I recently presented at a conference on the topic of **Work in Progress (WiP) limits**, and in particular Little’s law. As part of I gave a demonstration and from it drew the conclusion that WiP limits have no direct bearing on velocity.

This caused some controversy so I’ll try to explain again here.

### Applying Little’s Law

Mathematically speaking we can increase the speed with which we get served in two ways:

- We reduce the number of people in the queue (We limit WiP) or
- We increase the speed each person is served (We increase Throughput – in this case by adding more people, or installing faster equipment)

*Note: When mathematically applying Little’s law the pre-condition is that the variables are independent, the assumption is that number of people in the queue does not impact on how quickly the server works. This works in mathematics, but maybe not so much with people in reality.*

The principle is that WiP and Throughput are two independent variables and changing one does not change the other, only cycle time is impacted.

### The wider impact of WiP limits

Of course the goal of my talk was to illustrate that whilst you may feel you are getting more done by not limiting your WiP, and having a whole bunch of work in progress this has no bearing on your actual throughput which is governed by your bottle neck.

When using Little’s Law in a controlled environment we can show that limiting WiP doesn’t impact throughput (unless we limit it to less then our bottleneck and starve it – say two servers and limiting the queue to 1 person). What limiting WiP does do is reduce cycle-time enabling you to be more flexible and more responsive and to have more reliable forecasts.

## Work in Progress Limits will directly impact Cycle-time

#### Contradictory Claims

Unfortunately this contradicted one of my other claims in the presentation where I said that Limiting WiP helps increase throughput of the team.

The confusion of course is understandable, when using a mathematical example there is no cost for context switching and the example was to show the impact of WiP on a stable system isolating variables to demonstrate what happens. The real world is far more complex and there are many more variables.

**In the real world**

Generally speaking the ability to focus on less things means less multi-tasking, reduced cycle time means you have less things on the go at once, and for less time.
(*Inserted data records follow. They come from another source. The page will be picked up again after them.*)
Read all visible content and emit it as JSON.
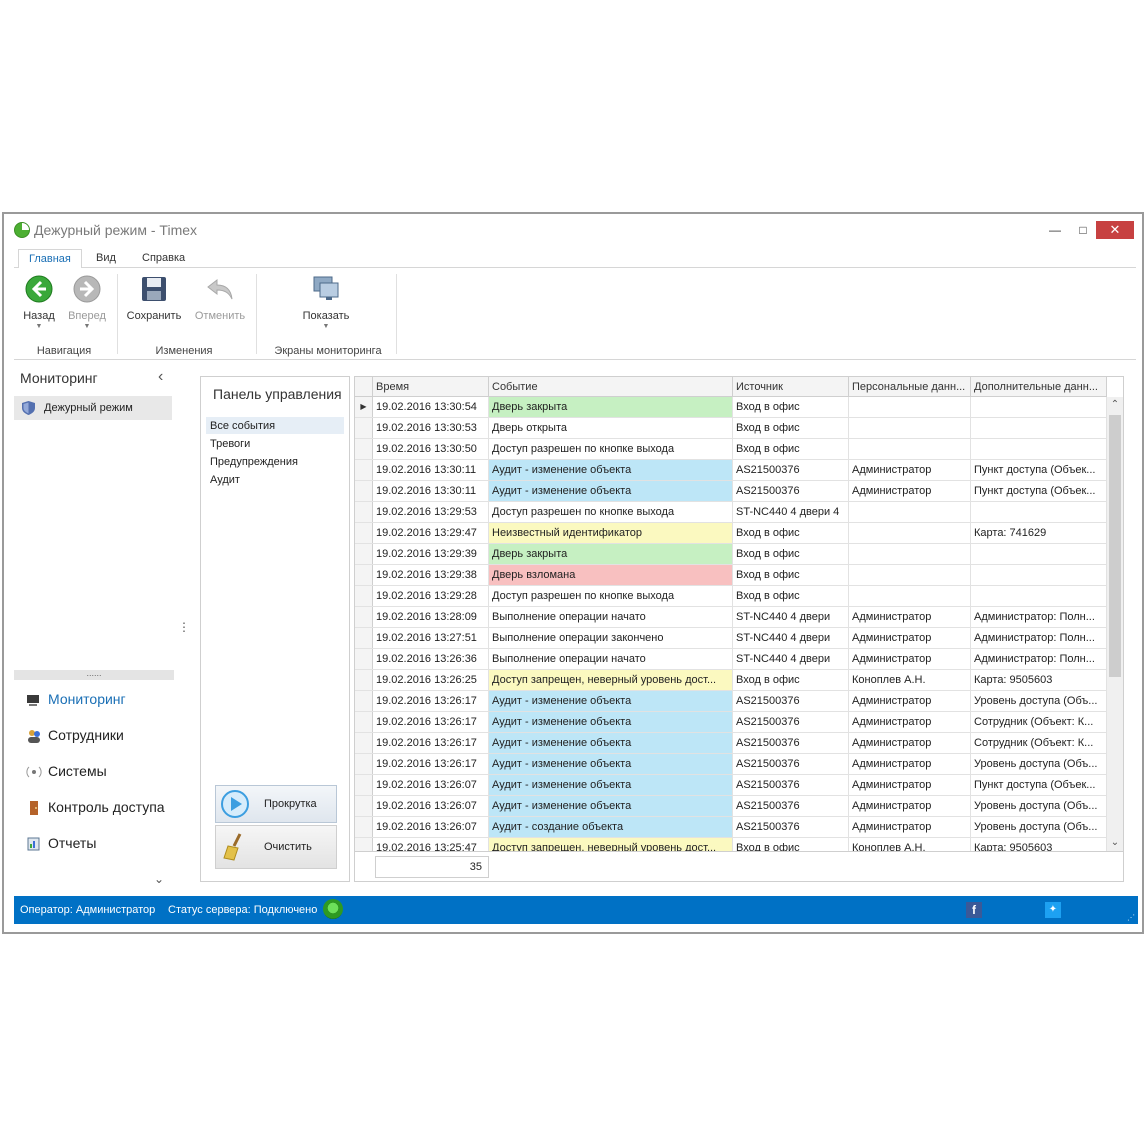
{
  "window": {
    "title": "Дежурный режим - Timex"
  },
  "ribbon": {
    "tabs": [
      "Главная",
      "Вид",
      "Справка"
    ],
    "buttons": {
      "back": "Назад",
      "forward": "Вперед",
      "save": "Сохранить",
      "undo": "Отменить",
      "show": "Показать"
    },
    "groups": {
      "navigation": "Навигация",
      "changes": "Изменения",
      "screens": "Экраны мониторинга"
    }
  },
  "left_pane": {
    "title": "Мониторинг",
    "selected_item": "Дежурный режим",
    "nav": [
      "Мониторинг",
      "Сотрудники",
      "Системы",
      "Контроль доступа",
      "Отчеты"
    ],
    "splitter_dots": "......"
  },
  "control_panel": {
    "title": "Панель управления",
    "filters": [
      "Все события",
      "Тревоги",
      "Предупреждения",
      "Аудит"
    ],
    "scroll_button": "Прокрутка",
    "clear_button": "Очистить"
  },
  "grid": {
    "columns": [
      "Время",
      "Событие",
      "Источник",
      "Персональные данн...",
      "Дополнительные данн..."
    ],
    "colors": {
      "green": "#c6f0c2",
      "blue": "#bde6f7",
      "yellow": "#fbf9c0",
      "red": "#f8c0c0"
    },
    "rows": [
      {
        "time": "19.02.2016 13:30:54",
        "event": "Дверь закрыта",
        "source": "Вход в офис",
        "personal": "",
        "extra": "",
        "color": "green"
      },
      {
        "time": "19.02.2016 13:30:53",
        "event": "Дверь открыта",
        "source": "Вход в офис",
        "personal": "",
        "extra": "",
        "color": ""
      },
      {
        "time": "19.02.2016 13:30:50",
        "event": "Доступ разрешен по кнопке выхода",
        "source": "Вход в офис",
        "personal": "",
        "extra": "",
        "color": ""
      },
      {
        "time": "19.02.2016 13:30:11",
        "event": "Аудит - изменение объекта",
        "source": "AS21500376",
        "personal": "Администратор",
        "extra": "Пункт доступа (Объек...",
        "color": "blue"
      },
      {
        "time": "19.02.2016 13:30:11",
        "event": "Аудит - изменение объекта",
        "source": "AS21500376",
        "personal": "Администратор",
        "extra": "Пункт доступа (Объек...",
        "color": "blue"
      },
      {
        "time": "19.02.2016 13:29:53",
        "event": "Доступ разрешен по кнопке выхода",
        "source": "ST-NC440 4 двери 4",
        "personal": "",
        "extra": "",
        "color": ""
      },
      {
        "time": "19.02.2016 13:29:47",
        "event": "Неизвестный идентификатор",
        "source": "Вход в офис",
        "personal": "",
        "extra": "Карта: 741629",
        "color": "yellow"
      },
      {
        "time": "19.02.2016 13:29:39",
        "event": "Дверь закрыта",
        "source": "Вход в офис",
        "personal": "",
        "extra": "",
        "color": "green"
      },
      {
        "time": "19.02.2016 13:29:38",
        "event": "Дверь взломана",
        "source": "Вход в офис",
        "personal": "",
        "extra": "",
        "color": "red"
      },
      {
        "time": "19.02.2016 13:29:28",
        "event": "Доступ разрешен по кнопке выхода",
        "source": "Вход в офис",
        "personal": "",
        "extra": "",
        "color": ""
      },
      {
        "time": "19.02.2016 13:28:09",
        "event": "Выполнение операции начато",
        "source": "ST-NC440 4 двери",
        "personal": "Администратор",
        "extra": "Администратор: Полн...",
        "color": ""
      },
      {
        "time": "19.02.2016 13:27:51",
        "event": "Выполнение операции закончено",
        "source": "ST-NC440 4 двери",
        "personal": "Администратор",
        "extra": "Администратор: Полн...",
        "color": ""
      },
      {
        "time": "19.02.2016 13:26:36",
        "event": "Выполнение операции начато",
        "source": "ST-NC440 4 двери",
        "personal": "Администратор",
        "extra": "Администратор: Полн...",
        "color": ""
      },
      {
        "time": "19.02.2016 13:26:25",
        "event": "Доступ запрещен, неверный уровень дост...",
        "source": "Вход в офис",
        "personal": "Коноплев А.Н.",
        "extra": "Карта: 9505603",
        "color": "yellow"
      },
      {
        "time": "19.02.2016 13:26:17",
        "event": "Аудит - изменение объекта",
        "source": "AS21500376",
        "personal": "Администратор",
        "extra": "Уровень доступа (Объ...",
        "color": "blue"
      },
      {
        "time": "19.02.2016 13:26:17",
        "event": "Аудит - изменение объекта",
        "source": "AS21500376",
        "personal": "Администратор",
        "extra": "Сотрудник (Объект: К...",
        "color": "blue"
      },
      {
        "time": "19.02.2016 13:26:17",
        "event": "Аудит - изменение объекта",
        "source": "AS21500376",
        "personal": "Администратор",
        "extra": "Сотрудник (Объект: К...",
        "color": "blue"
      },
      {
        "time": "19.02.2016 13:26:17",
        "event": "Аудит - изменение объекта",
        "source": "AS21500376",
        "personal": "Администратор",
        "extra": "Уровень доступа (Объ...",
        "color": "blue"
      },
      {
        "time": "19.02.2016 13:26:07",
        "event": "Аудит - изменение объекта",
        "source": "AS21500376",
        "personal": "Администратор",
        "extra": "Пункт доступа (Объек...",
        "color": "blue"
      },
      {
        "time": "19.02.2016 13:26:07",
        "event": "Аудит - изменение объекта",
        "source": "AS21500376",
        "personal": "Администратор",
        "extra": "Уровень доступа (Объ...",
        "color": "blue"
      },
      {
        "time": "19.02.2016 13:26:07",
        "event": "Аудит - создание объекта",
        "source": "AS21500376",
        "personal": "Администратор",
        "extra": "Уровень доступа (Объ...",
        "color": "blue"
      },
      {
        "time": "19.02.2016 13:25:47",
        "event": "Доступ запрещен, неверный уровень дост...",
        "source": "Вход в офис",
        "personal": "Коноплев А.Н.",
        "extra": "Карта: 9505603",
        "color": "yellow"
      }
    ],
    "count": "35"
  },
  "status_bar": {
    "operator": "Оператор: Администратор",
    "server": "Статус сервера: Подключено"
  }
}
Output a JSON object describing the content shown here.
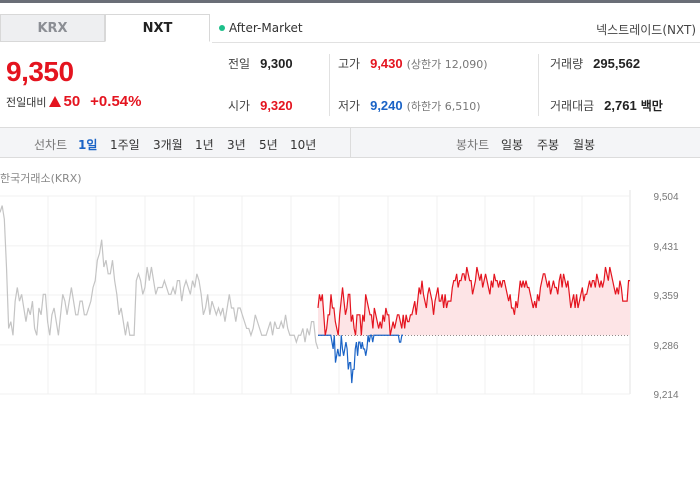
{
  "tabs": [
    {
      "label": "KRX",
      "active": false
    },
    {
      "label": "NXT",
      "active": true
    }
  ],
  "after_market": "After-Market",
  "exchange_name": "넥스트레이드(NXT)",
  "quote": {
    "price": "9,350",
    "change_label": "전일대비",
    "change_amount": "50",
    "change_percent": "+0.54%"
  },
  "stats": {
    "prev_label": "전일",
    "prev_value": "9,300",
    "high_label": "고가",
    "high_value": "9,430",
    "upper_limit": "(상한가 12,090)",
    "volume_label": "거래량",
    "volume_value": "295,562",
    "open_label": "시가",
    "open_value": "9,320",
    "low_label": "저가",
    "low_value": "9,240",
    "lower_limit": "(하한가 6,510)",
    "amount_label": "거래대금",
    "amount_value": "2,761",
    "amount_unit": "백만"
  },
  "toolbar": {
    "line_chart_label": "선차트",
    "periods": [
      "1일",
      "1주일",
      "3개월",
      "1년",
      "3년",
      "5년",
      "10년"
    ],
    "selected_period": "1일",
    "candle_label": "봉차트",
    "candle_periods": [
      "일봉",
      "주봉",
      "월봉"
    ]
  },
  "chart_title": "한국거래소(KRX)",
  "colors": {
    "up": "#e4141f",
    "down": "#1a63c6",
    "krx_line": "#c4c4c4",
    "up_fill": "#fde4e6",
    "after_market_dot": "#1dbf8a"
  },
  "chart_data": {
    "type": "line",
    "y_ticks": [
      "9,504",
      "9,431",
      "9,359",
      "9,286",
      "9,214"
    ],
    "ylim": [
      9214,
      9504
    ],
    "baseline": 9300,
    "grid": true,
    "series": [
      {
        "values": [
          9480,
          9490,
          9470,
          9400,
          9310,
          9320,
          9300,
          9350,
          9370,
          9350,
          9360,
          9340,
          9320,
          9340,
          9330,
          9350,
          9310,
          9300,
          9340,
          9330,
          9360,
          9360,
          9320,
          9300,
          9330,
          9340,
          9320,
          9300,
          9330,
          9360,
          9350,
          9330,
          9350,
          9370,
          9350,
          9330,
          9330,
          9350,
          9350,
          9330,
          9330,
          9340,
          9350,
          9370,
          9380,
          9410,
          9420,
          9440,
          9400,
          9410,
          9390,
          9390,
          9410,
          9380,
          9360,
          9330,
          9340,
          9320,
          9300,
          9320,
          9300,
          9300,
          9300,
          9380,
          9390,
          9380,
          9360,
          9370,
          9400,
          9380,
          9400,
          9380,
          9360,
          9370,
          9370,
          9370,
          9380,
          9370,
          9360,
          9360,
          9370,
          9360,
          9380,
          9380,
          9350,
          9370,
          9380,
          9370,
          9360,
          9380,
          9370,
          9390,
          9380,
          9360,
          9330,
          9340,
          9360,
          9330,
          9350,
          9340,
          9330,
          9340,
          9330,
          9340,
          9320,
          9340,
          9360,
          9340,
          9340,
          9320,
          9340,
          9340,
          9330,
          9320,
          9310,
          9310,
          9300,
          9310,
          9330,
          9320,
          9310,
          9300,
          9300,
          9300,
          9310,
          9320,
          9300,
          9320,
          9310,
          9310,
          9320,
          9310,
          9330,
          9310,
          9300,
          9300,
          9300,
          9290,
          9300,
          9300,
          9310,
          9290,
          9310,
          9300,
          9320,
          9320,
          9290,
          9280
        ]
      },
      {
        "values": [
          9300,
          9300,
          9300,
          9300,
          9300,
          9300,
          9300,
          9300,
          9300,
          9300,
          9300,
          9300,
          9290,
          9280,
          9300,
          9260,
          9270,
          9280,
          9270,
          9270,
          9300,
          9280,
          9270,
          9280,
          9290,
          9280,
          9250,
          9260,
          9260,
          9230,
          9250,
          9250,
          9280,
          9290,
          9270,
          9290,
          9290,
          9280,
          9290,
          9280,
          9280,
          9270,
          9280,
          9300,
          9290,
          9300,
          9300,
          9290,
          9300,
          9300,
          9300,
          9300,
          9300,
          9300,
          9300,
          9300,
          9300,
          9300,
          9300,
          9300,
          9300,
          9300,
          9300,
          9300,
          9300,
          9300,
          9300,
          9300,
          9300,
          9300,
          9290,
          9290,
          9300,
          9300
        ]
      },
      {
        "values": [
          9340,
          9360,
          9350,
          9360,
          9330,
          9300,
          9310,
          9330,
          9330,
          9360,
          9340,
          9340,
          9320,
          9310,
          9300,
          9330,
          9350,
          9370,
          9350,
          9330,
          9340,
          9360,
          9360,
          9320,
          9330,
          9310,
          9300,
          9330,
          9330,
          9330,
          9300,
          9330,
          9320,
          9360,
          9350,
          9340,
          9330,
          9330,
          9310,
          9340,
          9330,
          9320,
          9310,
          9320,
          9310,
          9330,
          9320,
          9340,
          9330,
          9330,
          9300,
          9310,
          9320,
          9310,
          9320,
          9330,
          9330,
          9320,
          9310,
          9330,
          9310,
          9330,
          9320,
          9320,
          9330,
          9330,
          9340,
          9350,
          9330,
          9350,
          9370,
          9360,
          9380,
          9360,
          9350,
          9340,
          9360,
          9370,
          9360,
          9350,
          9330,
          9350,
          9360,
          9370,
          9350,
          9350,
          9360,
          9340,
          9360,
          9340,
          9350,
          9350,
          9350,
          9370,
          9380,
          9380,
          9390,
          9370,
          9380,
          9380,
          9390,
          9390,
          9380,
          9400,
          9390,
          9380,
          9380,
          9360,
          9370,
          9380,
          9400,
          9390,
          9380,
          9390,
          9370,
          9380,
          9390,
          9380,
          9370,
          9360,
          9380,
          9370,
          9390,
          9380,
          9380,
          9370,
          9380,
          9370,
          9380,
          9380,
          9370,
          9360,
          9350,
          9360,
          9340,
          9340,
          9330,
          9350,
          9340,
          9360,
          9380,
          9370,
          9380,
          9370,
          9380,
          9370,
          9370,
          9360,
          9350,
          9340,
          9350,
          9340,
          9360,
          9350,
          9370,
          9380,
          9390,
          9390,
          9380,
          9370,
          9380,
          9360,
          9370,
          9380,
          9370,
          9370,
          9360,
          9380,
          9390,
          9370,
          9390,
          9380,
          9370,
          9380,
          9360,
          9340,
          9350,
          9360,
          9340,
          9360,
          9340,
          9350,
          9360,
          9370,
          9350,
          9360,
          9360,
          9370,
          9380,
          9370,
          9380,
          9380,
          9370,
          9390,
          9380,
          9370,
          9380,
          9370,
          9380,
          9400,
          9390,
          9380,
          9400,
          9390,
          9380,
          9370,
          9360,
          9370,
          9360,
          9380,
          9370,
          9350,
          9350,
          9350,
          9350,
          9380,
          9380
        ]
      }
    ]
  }
}
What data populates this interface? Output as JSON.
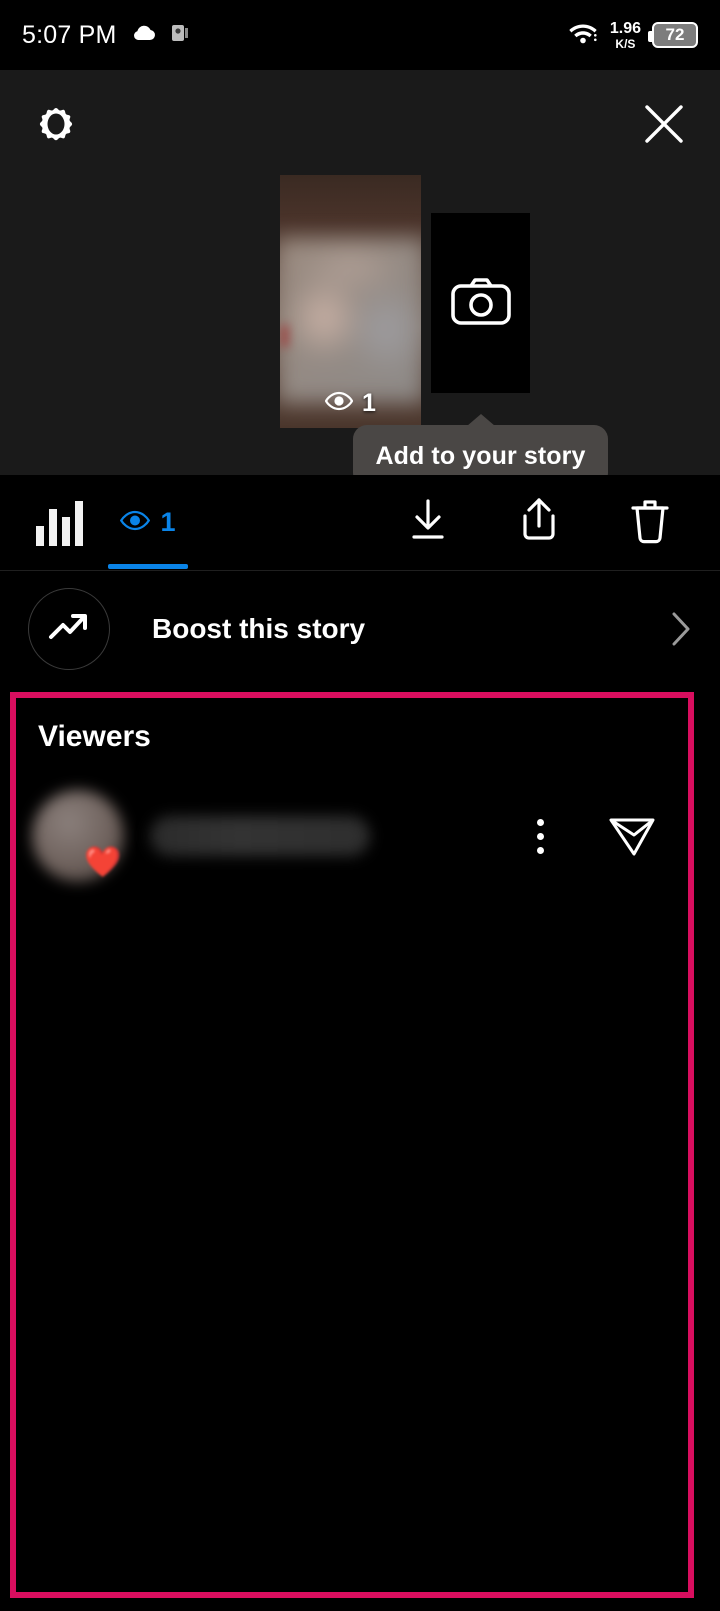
{
  "status_bar": {
    "time": "5:07 PM",
    "cloud_icon": "cloud-icon",
    "app_icon": "app-notification-icon",
    "wifi_icon": "wifi-icon",
    "network_speed_value": "1.96",
    "network_speed_unit": "K/S",
    "battery_level": "72"
  },
  "header": {
    "settings_icon": "gear-icon",
    "close_icon": "close-icon"
  },
  "story": {
    "thumbnail_view_count": "1",
    "thumbnail_view_icon": "eye-icon",
    "camera_tile_icon": "camera-icon",
    "tooltip_text": "Add to your story"
  },
  "action_bar": {
    "insights_tab": "insights-bar-chart-icon",
    "views_tab_icon": "eye-icon",
    "views_count": "1",
    "active_tab": "views",
    "accent_color": "#0a84e8",
    "download_icon": "download-icon",
    "share_icon": "share-icon",
    "delete_icon": "trash-icon"
  },
  "boost": {
    "icon": "trending-up-icon",
    "label": "Boost this story",
    "chevron": "chevron-right-icon"
  },
  "viewers": {
    "title": "Viewers",
    "highlight_border_color": "#d90e5f",
    "rows": [
      {
        "avatar": "viewer-avatar-blurred",
        "reaction_badge": "❤️",
        "username": "",
        "more_icon": "more-options-icon",
        "send_icon": "send-message-icon"
      }
    ]
  }
}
These help you be more productive and thus indirectly the throughput will go up, but this is a result of you being able to focus not as a direct impact of the WiP limits.

There are many indirect benefits of using WiP limits, but Cycle-time is the prime beneficiary, the rest is a bonus or an indirect consequence.

One important knock-on effect of limiting WIP (reducing cycle time) is that your bottlenecks become much more visible. If I’m waiting a day for something in a 1-month cycle time, I might not even notice; in a 1 week cycle time, it’s an obvious problem. Since Empiricism depends on Transparency, so we can Inspect, so we can Adapt; making bottlenecks visible (through limiting WIP) accelerates continuous improvement and value delivery (velocity).